Tuesday, January 19, 2016

China-Africa Post-Doctoral Fellowship Opportunity

The China-Africa Research Initiative at Johns Hopkins School of Advanced International Studies (SAIS-CARI), directed by Professor Deborah Brautigam, will offer one post-doctoral research fellow position for a twelve-month period between July 2016 and June 2017.

Fellows will spend approximately half of their time on their own research projects, and half providing support to other CARI research projects. This support could include leading CARI research assistants in cleaning and analyzing data on Chinese finance and investment in Africa, organizing and implementing desk and field studies, drafting research papers and policy briefs, presenting at conferences, and assisting with outreach activities and communications as necessary.

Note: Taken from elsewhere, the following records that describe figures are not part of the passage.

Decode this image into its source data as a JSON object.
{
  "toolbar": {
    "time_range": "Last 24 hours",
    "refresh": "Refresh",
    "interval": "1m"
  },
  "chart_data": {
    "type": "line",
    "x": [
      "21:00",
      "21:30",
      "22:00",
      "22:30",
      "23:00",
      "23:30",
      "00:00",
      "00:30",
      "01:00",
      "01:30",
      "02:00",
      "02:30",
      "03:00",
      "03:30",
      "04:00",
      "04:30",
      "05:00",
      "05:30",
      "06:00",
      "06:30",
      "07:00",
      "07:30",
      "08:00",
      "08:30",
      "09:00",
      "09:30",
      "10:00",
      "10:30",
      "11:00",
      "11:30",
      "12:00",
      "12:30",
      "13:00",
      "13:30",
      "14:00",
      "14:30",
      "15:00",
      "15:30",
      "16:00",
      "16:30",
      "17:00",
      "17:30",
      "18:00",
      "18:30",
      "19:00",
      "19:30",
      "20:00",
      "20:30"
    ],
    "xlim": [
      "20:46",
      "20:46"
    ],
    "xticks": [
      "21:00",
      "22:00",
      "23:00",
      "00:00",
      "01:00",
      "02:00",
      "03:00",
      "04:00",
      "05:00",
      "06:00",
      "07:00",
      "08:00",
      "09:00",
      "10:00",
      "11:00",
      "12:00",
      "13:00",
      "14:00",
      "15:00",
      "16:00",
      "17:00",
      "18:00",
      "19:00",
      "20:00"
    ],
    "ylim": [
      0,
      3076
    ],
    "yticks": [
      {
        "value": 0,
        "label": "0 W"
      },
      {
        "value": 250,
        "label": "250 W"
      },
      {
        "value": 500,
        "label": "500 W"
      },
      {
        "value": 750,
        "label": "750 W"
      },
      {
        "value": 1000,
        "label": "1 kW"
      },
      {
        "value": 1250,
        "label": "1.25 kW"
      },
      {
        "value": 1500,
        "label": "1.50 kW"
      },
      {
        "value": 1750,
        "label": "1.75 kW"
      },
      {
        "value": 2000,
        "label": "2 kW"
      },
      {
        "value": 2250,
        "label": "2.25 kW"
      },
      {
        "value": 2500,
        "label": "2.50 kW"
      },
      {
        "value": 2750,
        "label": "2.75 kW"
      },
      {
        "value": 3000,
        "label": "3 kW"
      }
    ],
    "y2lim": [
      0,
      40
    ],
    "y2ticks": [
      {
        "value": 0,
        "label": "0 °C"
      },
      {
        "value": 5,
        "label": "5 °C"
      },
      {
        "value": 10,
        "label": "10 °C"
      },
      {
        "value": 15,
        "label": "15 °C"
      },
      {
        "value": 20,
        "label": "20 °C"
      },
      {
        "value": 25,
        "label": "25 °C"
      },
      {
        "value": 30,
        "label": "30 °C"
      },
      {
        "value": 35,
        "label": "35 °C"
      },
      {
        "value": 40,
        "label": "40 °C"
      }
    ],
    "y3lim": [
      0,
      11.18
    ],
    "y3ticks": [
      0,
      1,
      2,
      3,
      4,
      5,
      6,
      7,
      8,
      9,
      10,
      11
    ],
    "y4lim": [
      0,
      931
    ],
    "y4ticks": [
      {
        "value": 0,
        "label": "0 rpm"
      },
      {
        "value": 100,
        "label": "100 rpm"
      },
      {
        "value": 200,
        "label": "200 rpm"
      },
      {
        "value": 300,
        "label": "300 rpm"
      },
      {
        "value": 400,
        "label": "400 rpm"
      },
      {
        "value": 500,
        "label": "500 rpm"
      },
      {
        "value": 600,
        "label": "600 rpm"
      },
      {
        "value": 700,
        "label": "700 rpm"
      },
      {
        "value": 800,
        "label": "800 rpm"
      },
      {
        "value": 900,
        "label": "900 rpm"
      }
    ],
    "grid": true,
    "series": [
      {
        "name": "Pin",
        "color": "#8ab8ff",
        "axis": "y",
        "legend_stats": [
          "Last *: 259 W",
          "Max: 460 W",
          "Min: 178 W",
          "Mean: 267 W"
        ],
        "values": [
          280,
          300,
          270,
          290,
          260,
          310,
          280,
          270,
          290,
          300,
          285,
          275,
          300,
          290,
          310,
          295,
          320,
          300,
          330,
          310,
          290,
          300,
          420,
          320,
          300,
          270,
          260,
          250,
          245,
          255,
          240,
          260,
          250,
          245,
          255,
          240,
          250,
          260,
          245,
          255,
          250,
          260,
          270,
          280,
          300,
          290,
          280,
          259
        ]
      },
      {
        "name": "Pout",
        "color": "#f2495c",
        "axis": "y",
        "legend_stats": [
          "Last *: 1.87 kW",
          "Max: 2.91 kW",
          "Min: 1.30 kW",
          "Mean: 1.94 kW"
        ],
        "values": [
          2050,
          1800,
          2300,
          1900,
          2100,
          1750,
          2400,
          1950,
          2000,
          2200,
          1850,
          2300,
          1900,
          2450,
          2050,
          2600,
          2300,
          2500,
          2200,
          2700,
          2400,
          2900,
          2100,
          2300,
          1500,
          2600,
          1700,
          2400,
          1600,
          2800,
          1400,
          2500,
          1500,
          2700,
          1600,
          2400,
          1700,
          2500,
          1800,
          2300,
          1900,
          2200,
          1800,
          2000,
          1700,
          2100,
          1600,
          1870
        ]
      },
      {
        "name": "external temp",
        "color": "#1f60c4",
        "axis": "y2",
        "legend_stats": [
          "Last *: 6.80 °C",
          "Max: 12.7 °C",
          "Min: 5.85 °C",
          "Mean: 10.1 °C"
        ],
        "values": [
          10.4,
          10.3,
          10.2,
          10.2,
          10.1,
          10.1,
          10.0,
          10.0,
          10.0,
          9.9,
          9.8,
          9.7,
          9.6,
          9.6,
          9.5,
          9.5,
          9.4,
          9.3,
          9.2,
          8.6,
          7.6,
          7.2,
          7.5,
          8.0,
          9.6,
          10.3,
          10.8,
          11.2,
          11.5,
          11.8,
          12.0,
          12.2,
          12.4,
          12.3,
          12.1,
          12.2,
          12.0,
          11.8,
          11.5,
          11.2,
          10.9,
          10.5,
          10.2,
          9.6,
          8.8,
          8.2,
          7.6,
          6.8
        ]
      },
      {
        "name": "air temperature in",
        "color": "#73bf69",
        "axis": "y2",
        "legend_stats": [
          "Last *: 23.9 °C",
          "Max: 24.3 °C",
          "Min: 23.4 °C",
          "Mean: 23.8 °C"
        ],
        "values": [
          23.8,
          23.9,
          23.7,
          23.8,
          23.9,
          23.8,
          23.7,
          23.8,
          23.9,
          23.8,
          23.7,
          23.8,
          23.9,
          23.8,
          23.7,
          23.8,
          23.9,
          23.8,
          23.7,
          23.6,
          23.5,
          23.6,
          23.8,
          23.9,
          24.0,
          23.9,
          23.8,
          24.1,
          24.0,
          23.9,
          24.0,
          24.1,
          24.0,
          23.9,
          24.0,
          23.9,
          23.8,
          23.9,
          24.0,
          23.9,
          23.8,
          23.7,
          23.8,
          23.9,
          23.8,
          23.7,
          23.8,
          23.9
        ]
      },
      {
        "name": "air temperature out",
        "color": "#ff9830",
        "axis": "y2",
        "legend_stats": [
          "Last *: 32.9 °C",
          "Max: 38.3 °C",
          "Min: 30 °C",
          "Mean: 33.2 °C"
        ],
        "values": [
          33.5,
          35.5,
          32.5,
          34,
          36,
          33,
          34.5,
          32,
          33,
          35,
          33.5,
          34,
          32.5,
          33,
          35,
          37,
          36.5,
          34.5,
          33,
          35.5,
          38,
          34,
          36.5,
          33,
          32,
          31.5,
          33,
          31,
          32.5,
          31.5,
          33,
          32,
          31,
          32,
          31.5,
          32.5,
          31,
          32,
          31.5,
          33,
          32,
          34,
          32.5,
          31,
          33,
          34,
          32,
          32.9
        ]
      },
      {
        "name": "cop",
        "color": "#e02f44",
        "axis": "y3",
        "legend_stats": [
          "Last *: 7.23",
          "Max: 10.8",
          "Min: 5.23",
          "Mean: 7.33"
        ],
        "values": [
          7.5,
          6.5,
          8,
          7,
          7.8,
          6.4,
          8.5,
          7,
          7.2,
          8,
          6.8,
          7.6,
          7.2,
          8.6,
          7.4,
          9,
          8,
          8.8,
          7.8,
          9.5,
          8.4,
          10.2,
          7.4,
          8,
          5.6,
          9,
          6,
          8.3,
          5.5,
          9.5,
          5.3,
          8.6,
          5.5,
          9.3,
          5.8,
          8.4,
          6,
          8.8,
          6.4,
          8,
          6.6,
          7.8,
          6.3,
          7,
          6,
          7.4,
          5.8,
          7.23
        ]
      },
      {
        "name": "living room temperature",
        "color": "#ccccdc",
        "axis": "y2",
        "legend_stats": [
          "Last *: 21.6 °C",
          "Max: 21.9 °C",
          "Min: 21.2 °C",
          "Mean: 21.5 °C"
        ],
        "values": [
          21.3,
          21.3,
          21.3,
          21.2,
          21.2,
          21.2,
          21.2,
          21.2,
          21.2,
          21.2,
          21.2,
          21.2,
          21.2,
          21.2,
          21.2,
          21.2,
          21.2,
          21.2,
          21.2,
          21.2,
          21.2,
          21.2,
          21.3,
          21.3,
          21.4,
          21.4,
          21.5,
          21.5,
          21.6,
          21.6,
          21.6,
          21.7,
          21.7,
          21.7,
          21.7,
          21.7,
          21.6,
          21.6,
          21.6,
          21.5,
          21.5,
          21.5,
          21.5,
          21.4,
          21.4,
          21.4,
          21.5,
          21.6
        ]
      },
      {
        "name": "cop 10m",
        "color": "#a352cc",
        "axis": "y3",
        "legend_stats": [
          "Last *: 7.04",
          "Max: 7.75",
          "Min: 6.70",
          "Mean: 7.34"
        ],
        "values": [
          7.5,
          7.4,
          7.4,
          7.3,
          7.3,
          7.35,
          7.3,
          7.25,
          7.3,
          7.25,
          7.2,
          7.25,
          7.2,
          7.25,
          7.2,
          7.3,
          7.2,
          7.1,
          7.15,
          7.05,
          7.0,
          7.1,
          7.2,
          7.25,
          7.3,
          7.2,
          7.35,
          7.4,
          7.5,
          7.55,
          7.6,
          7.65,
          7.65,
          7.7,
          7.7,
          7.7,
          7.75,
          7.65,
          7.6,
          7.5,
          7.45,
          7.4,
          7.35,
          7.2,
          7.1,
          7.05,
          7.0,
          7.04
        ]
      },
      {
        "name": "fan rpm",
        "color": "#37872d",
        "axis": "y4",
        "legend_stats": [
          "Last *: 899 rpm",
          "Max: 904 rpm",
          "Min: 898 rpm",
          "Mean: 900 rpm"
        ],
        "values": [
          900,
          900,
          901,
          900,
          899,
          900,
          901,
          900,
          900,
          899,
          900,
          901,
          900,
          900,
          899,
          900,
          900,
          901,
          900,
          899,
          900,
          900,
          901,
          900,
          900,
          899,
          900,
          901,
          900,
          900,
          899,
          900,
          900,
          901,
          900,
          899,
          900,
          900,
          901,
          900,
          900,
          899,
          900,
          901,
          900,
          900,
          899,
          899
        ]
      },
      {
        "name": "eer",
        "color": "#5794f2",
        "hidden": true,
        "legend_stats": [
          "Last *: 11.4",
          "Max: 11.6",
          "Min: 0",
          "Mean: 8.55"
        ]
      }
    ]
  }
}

An understanding of China’s overseas economic engagement (trade, investment, aid, loans, other forms of cooperation) is essential for this position.  Our preference is for candidates who have skills in econometrics but who have also conducted field research, preferably in Africa although we are open to comparative perspectives. Ability to read and do research in Chinese is essential. 

We seek a creative individual with the skills of a detective or an investigative journalist, an organized and cheerful perfectionist, a quick learner, and a diligent and tenacious worker who enjoys tracking down information and working in teams.

Candidates must have completed all Ph.D. training and have defended their dissertations or be scheduled to defend by the summer of 2016. They may not be more than five years beyond receipt of the Ph.D. at the start of the fellowship.

To apply, please provide the following to sais-cari@jhu.edu

  • Cover letter explaining your scholarly interest in China’s African engagement, and prospective or actual doctoral defense date;
  • Current C.V. including publications;
  • 2000-word description of the research project you would work on at SAIS, including its specific objectives, importance, and research design;
  • One writing sample;
  • Contact information for three references. Referees will be contacted directly by email with instructions for submitting a confidential recommendation on your behalf. Please ensure that you have requested permission in advance.

The deadline for this application is February 26, 2016We will contact your referees after that date. Rank and salary will be contingent on qualifications. Candidates will be notified by March 30, 2016 of the results of their application, while a formal offer will be made in April 2016. 

Please contact sais-cari@jhu.edu with any questions.

Monday, January 4, 2016

China in Africa: Five Myths

My (gated) op-ed published in Foreign Policy on December 4, 2015: 
Xi Jinping just announced billions of dollars worth of aid and financing for Africa. Here’s why the Chinese president is sure to be misunderstood.

JOHANNESBURG, South Africa — Santa Claus arrived early in South Africa — on a Chinese jet. This week, Chinese President Xi Jinping signed multiple business deals and brought offers of billions in new grants, loans, export credits, and investment funds as African leaders met for the sixth Forum on China-Africa Cooperation, a triennial extravaganza that showcases development and security issues of concern to Chinese and African leaders.
Not surprisingly, Xi’s second presidential visit to Africa, which also included a stop in Zimbabwe, has refocused attention on China’s expanded role on the continent. The story has dominated the airwaves and has been splashed across broadsheets around the world. But as is so often the case with China-in-Africa coverage, much of it should come with a warning label: Consume with a grain of salt. Here are five of the most dangerous — and persistent — myths about Chinese engagement in Africa that are reliably recycled by the press. first — and most damaging — myth is that China is in Africa only to extract natural resources. There is no question that the continent’s vast natural resource endowments are a big draw for Chinese firms — just as they are for Western oil and minerals giants like Shell, ExxonMobil, and Glencore. Yet even in oil-rich countries like Nigeria, this is far from the whole story. In 2014 alone, Chinese companies signed over $70 billion in construction contracts in Africa that will yield vital infrastructure, provide jobs, and boost the skill set of the local workforce.
Technology companies have also done much to accelerate local development. More than a decade ago, the Chinese telecom firm Huawei established its West African training school in the Nigerian capital, Abuja. Ever since, it has been honing the skills of local engineers who are rolling out the cell phone networks that underpin Africa’s telecommunications revolution. The story is the same in other sectors: Our China Africa Research Initiative team at Johns Hopkins University, which has sought to map Chinese engagement and analyze its impact, found Chinese factories in Nigeria employing Nigerians and producing building materials, light bulbs, ceramics, and steel from salvaged ships. As one Nigerian official told me in a 2009 interview, “The Chinese are trying to get involved in every sector of our economy.”